Perhaps there are far more wives than I imagine who take it for granted that housework is neither satisfying nor even important once the basic demands of hygiene and feeding have been met. But home and family is the one realm in which it is really difficult to shake free of one’s upbringing and create new values. My parents’ house was impeccably kept; cleanliness was a moral and social virtue and personal untidiness, visibly old clothes or long male hair provoked biting jocularity. If that had been all maybe I could have adapted myself to housework on an easy-going, utiliterian basis, refusing the moral overtones but still believing in it as something constructive because it is part of creating a home. But at the same time my mother used to resent doing it, called it drudgery, and convinced me that it wasn’t a fit activity for an intelligent being.
I was an only child, and once I was at school, there was no reason why she should have continued against her will to remain housebound, unless, as I suspect, my father would not hear of her having a job of her own. I can now begin to understand why a woman in a small suburban house, with no infants to look after, who does not enjoy reading because she has not had much of an education, and who is intelligent enough to find neighbourly chit-chat boring, should carry the pursuit of microscopic specks of dust to the point of fanaticism in an attempt to fill the hours and salvage her self-respect. My parents had not even the status-seeking impetus to send me to university that Joe’s had; my mother wanted me to be ‘a nice quiet person who wouldn’t be noticed in a crowd’, and it was feared that university education results in ingratitude (independence).
I married as soon as I graduated, explicitly anti-domestic, and bent on proving to myself that it was possible to combine marriage (an intense personal relationship mainly, but also a family much later) with unprejudiced exploration of literary values often remote from healthymindedness, hygiene and a stable society focused on the family. We went to Strasbourg for a year, Joe as lecteur britannique, me as a research student. We rented a tiny attic above a bombed house in the Alsatian quarter, and since there was no hot water, no cooker and virtually no floor space, housework was almost non-existent. The rent was so cheap that we could afford to send everything to the laundry, and we ate in student restaurants. We made love through the screams of a community of ecstatic cats who ran a brothel in the adjoining attic.
In England the next year we had a flat which accumulated fluffy dust balls ankle-deep till a parental invasion was expected. Then we spent a few hours together making it respectable in order to avoid intrusive criticisms.
Carl was conceived unexpectedly that year, and the summer before he was born we moved to another flat. This was a great, rambling old place which we shared with an eccentric poetical colleague.

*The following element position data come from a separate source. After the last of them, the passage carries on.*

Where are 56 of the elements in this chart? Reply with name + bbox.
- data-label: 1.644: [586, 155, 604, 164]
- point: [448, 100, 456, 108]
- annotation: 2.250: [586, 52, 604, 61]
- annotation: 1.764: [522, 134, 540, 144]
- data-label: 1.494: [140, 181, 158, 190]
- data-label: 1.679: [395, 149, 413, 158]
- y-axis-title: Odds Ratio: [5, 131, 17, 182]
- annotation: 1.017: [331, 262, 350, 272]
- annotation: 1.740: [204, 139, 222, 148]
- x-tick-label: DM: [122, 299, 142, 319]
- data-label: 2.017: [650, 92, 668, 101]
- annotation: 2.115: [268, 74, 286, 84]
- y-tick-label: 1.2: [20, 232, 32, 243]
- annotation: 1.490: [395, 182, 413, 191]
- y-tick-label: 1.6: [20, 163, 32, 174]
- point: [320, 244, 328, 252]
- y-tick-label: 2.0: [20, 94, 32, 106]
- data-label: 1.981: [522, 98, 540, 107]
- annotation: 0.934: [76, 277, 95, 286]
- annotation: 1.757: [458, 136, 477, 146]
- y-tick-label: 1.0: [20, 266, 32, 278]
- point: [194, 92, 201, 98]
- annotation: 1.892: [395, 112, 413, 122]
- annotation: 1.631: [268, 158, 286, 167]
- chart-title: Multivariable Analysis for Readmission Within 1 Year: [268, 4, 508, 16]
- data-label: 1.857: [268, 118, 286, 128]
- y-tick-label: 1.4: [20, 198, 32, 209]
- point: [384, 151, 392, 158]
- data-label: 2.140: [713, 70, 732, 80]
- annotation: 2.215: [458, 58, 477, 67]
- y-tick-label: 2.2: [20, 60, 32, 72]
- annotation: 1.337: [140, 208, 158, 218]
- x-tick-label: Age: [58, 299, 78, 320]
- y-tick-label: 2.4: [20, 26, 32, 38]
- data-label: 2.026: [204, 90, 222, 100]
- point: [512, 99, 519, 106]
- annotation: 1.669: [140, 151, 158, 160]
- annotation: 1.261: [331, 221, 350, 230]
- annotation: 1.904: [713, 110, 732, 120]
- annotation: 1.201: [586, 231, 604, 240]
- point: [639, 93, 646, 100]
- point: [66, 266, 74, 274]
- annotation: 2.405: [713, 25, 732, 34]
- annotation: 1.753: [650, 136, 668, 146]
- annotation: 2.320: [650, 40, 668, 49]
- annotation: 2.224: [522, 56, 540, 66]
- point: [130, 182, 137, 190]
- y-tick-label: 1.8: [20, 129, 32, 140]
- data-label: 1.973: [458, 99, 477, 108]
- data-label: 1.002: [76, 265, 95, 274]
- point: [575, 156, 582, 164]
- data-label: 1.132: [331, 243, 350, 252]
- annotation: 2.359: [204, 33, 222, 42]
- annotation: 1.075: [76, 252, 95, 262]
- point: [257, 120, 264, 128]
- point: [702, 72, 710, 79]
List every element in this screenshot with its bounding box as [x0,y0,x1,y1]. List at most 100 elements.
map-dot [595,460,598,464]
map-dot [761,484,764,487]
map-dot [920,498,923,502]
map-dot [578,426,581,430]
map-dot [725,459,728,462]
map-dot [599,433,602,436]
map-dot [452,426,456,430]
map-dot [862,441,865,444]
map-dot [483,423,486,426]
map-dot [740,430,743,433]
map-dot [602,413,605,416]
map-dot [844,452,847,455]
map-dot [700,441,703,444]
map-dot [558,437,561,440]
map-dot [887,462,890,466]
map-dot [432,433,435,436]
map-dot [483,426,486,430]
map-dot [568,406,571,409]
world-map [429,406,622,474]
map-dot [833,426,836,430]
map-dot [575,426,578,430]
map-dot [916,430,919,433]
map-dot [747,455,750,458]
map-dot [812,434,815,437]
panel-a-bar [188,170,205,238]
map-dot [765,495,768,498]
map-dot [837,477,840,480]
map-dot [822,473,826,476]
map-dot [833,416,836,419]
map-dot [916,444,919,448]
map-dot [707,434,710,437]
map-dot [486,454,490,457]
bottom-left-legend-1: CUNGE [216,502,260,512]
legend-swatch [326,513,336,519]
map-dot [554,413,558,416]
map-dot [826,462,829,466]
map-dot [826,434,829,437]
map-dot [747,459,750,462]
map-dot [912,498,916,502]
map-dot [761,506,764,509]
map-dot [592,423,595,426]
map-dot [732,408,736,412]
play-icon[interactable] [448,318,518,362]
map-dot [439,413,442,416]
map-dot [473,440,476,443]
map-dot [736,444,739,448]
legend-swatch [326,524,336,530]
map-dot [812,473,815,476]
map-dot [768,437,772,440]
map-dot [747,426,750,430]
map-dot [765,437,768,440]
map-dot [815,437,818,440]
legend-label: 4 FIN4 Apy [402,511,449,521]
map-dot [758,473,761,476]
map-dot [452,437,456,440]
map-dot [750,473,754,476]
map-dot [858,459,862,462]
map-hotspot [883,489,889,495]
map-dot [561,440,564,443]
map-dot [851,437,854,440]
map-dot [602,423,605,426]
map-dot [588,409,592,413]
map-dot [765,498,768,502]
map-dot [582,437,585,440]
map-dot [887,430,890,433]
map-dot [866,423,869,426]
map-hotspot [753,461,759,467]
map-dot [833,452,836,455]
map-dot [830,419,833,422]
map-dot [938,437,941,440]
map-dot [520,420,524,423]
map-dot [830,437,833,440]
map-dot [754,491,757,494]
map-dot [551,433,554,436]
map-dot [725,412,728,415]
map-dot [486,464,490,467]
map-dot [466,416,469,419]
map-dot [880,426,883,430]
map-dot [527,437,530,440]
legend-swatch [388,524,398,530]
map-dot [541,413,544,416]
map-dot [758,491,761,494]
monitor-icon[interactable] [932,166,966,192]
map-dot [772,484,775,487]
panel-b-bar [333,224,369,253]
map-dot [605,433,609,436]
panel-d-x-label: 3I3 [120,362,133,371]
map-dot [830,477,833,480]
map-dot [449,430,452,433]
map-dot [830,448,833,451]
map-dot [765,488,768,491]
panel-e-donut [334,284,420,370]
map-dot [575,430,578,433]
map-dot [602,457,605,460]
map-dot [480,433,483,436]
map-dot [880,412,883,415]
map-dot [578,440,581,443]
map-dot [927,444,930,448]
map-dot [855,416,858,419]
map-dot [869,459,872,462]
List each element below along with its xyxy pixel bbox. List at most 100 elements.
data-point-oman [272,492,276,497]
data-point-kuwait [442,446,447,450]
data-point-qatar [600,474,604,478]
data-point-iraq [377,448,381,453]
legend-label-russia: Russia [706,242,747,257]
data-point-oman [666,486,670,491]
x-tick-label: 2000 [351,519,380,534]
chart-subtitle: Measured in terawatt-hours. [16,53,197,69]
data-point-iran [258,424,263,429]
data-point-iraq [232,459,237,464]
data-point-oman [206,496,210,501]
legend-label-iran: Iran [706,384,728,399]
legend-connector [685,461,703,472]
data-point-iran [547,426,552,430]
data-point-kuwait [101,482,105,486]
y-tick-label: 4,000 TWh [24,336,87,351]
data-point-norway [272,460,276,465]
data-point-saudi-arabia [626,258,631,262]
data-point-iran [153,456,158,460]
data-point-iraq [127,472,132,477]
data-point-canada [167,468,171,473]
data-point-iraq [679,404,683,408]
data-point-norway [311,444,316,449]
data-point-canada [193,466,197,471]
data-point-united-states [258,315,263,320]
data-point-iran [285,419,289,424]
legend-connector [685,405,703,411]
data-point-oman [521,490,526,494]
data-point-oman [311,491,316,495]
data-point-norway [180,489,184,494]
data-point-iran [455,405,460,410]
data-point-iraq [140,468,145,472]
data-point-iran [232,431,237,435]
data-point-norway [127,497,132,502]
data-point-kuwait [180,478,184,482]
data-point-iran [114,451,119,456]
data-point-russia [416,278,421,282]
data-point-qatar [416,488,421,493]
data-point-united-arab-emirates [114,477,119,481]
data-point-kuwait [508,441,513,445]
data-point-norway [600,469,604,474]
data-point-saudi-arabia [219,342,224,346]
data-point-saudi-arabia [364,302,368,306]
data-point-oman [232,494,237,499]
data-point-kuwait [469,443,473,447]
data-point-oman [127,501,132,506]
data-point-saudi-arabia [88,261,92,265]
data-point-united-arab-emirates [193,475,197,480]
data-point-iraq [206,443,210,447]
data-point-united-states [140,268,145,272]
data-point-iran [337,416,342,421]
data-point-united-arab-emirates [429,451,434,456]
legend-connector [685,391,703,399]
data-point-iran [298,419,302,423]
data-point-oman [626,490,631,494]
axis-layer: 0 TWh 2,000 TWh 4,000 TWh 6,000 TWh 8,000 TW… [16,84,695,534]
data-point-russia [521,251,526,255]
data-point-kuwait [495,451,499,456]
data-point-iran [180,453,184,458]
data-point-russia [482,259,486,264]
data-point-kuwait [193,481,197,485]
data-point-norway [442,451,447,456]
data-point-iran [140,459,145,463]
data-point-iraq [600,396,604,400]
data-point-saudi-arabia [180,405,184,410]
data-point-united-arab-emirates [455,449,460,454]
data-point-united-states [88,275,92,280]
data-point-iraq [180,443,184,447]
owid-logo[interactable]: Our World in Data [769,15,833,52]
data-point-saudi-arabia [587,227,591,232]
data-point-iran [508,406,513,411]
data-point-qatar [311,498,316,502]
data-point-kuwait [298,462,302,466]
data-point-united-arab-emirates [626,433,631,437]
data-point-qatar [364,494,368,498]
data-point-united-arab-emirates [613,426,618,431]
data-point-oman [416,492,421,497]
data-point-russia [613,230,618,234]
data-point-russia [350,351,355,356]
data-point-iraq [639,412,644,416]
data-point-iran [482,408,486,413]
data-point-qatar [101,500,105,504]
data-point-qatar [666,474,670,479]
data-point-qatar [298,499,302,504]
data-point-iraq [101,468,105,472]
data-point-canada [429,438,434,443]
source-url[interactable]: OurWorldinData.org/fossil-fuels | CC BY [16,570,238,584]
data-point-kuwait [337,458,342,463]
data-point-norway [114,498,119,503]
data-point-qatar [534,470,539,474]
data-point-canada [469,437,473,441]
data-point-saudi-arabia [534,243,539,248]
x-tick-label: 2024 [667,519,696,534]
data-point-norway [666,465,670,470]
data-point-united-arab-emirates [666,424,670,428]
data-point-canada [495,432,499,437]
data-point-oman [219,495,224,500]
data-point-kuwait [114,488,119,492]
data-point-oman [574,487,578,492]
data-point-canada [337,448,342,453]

He used to empty his pipe into my buckets of soaking nappies, and leave his part of the flat open to mating couples when he was away. I was shaken out of my cavalier attitude to housework. The baby immediately caught enteritis, and I was shattered by guilt when the doctor attributed this to the dirty flat. The housework proved enormously difficult in itself partly because I was still tired, partly because the place was so large and dilapidated. I was humbled by the discovery that what I had considered work fit only for fools was beyond my capacity. Worst of all, Joe, who had regarded my non-domestication with complete tolerance, suddenly found the dirt and untidiness depressing, and begat status yearnings. As a man with a wife, a son and a salary for the uncongenial job foisted on him by Carl’s appearance, he wanted a clean shirt every day, not just as something practical, but as his right. We were jolted out of our self-sufficiency, and reverted desperately for a while to Mummy’s and Daddy’s standards. If Joe was indignant when the dinner was burnt, I felt he had every right to regard me as a failure. And I sterilized everything that came remotely into contact with Carl, becoming deeply involved in germs. This provoked some passably hysterical scenes with our unfortunate poet, who held a generous communistic view of flannels and toothbrushes.